FHA-insured loans largely go to first-time homebuyers and to minority families. The percentage of people getting FHA-insured mortgages who were first-time homebuyers skyrocketed from 64.4 percent in 1992 to 81.6 percent in 2000. The percentage of people getting FHA-insured mortgages who were minorities jumped from 21.7 percent in 1992 to 41.8 percent last year.
"FHA has played a central role in the Clinton Administration's Homeowner Strategy," said Cuomo. "The percentage of households owning their homes - known as the homeownership rate - has risen steadily since President Clinton took office, jumping from 64 percent in 1993, to 66.3 percent in 1998, and setting a new record of 67.7 percent in 2000."

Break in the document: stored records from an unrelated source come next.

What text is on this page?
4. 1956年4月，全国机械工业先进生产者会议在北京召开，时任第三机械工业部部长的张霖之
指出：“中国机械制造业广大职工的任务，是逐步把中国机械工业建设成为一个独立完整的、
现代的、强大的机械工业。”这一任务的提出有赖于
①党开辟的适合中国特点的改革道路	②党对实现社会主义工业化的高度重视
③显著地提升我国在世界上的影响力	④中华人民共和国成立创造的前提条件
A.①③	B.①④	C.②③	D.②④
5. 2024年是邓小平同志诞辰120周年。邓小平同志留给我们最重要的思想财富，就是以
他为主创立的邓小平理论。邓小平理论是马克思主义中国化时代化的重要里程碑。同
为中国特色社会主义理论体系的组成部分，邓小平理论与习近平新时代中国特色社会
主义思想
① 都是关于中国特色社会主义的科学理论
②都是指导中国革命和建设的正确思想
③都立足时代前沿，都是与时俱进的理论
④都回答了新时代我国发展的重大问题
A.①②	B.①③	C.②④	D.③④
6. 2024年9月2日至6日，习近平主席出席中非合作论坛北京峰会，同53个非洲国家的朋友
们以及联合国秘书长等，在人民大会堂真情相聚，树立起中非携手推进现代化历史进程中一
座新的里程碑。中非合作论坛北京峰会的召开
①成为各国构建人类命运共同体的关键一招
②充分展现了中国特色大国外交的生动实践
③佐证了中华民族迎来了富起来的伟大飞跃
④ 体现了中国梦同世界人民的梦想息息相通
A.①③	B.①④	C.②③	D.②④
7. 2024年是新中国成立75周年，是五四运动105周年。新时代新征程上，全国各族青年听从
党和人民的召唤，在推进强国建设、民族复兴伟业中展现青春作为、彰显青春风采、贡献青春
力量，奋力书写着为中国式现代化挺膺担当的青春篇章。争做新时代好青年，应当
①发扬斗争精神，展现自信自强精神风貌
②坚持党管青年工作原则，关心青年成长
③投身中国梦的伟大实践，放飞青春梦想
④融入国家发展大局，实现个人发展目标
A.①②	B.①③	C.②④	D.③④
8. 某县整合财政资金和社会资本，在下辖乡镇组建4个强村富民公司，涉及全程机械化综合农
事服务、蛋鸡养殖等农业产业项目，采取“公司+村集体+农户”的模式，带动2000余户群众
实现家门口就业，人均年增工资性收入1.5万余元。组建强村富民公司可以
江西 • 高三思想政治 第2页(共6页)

FHA does not make mortgage loans directly, but rather insures loans made by private lenders to homebuyers. Because FHA mortgage insurance protects lenders from losses, since 1934 it has enabled 30 million American families who would otherwise be locked out of the mortgage market and homeownership to qualify for mortgages.
FHA now insures about 6.7 million mortgages with a balance of $480 billion. When homeowners fail to make payments on mortgages insured by FHA, the agency first tries to help them stay in their homes through foreclosure avoidance. If this is not successful, the lender forecloses on a home and conveys it to FHA in exchange for FHA payment of the outstanding mortgage balance. FHA then puts the home up for sale.
FHA-insured loans also benefit homebuyers in these ways:
- FHA downpayments of three percent are lower than the minimum that many lenders require for non-FHA mortgages. Higher downpayments are a major roadblock to homeownership.
- FHA's requirement for homebuyer credit ratings are more flexible than those set by many lenders for non-FHA borrowers.
- FHA permits homebuyers to use gifts from family members and non-profit groups to make their entire downpayment, while conventional loans generally require homebuyers to come up with a portion of the downpayment from their own funds.
- FHA permits a borrower to carry more debt than a private mortgage insurer typically allows.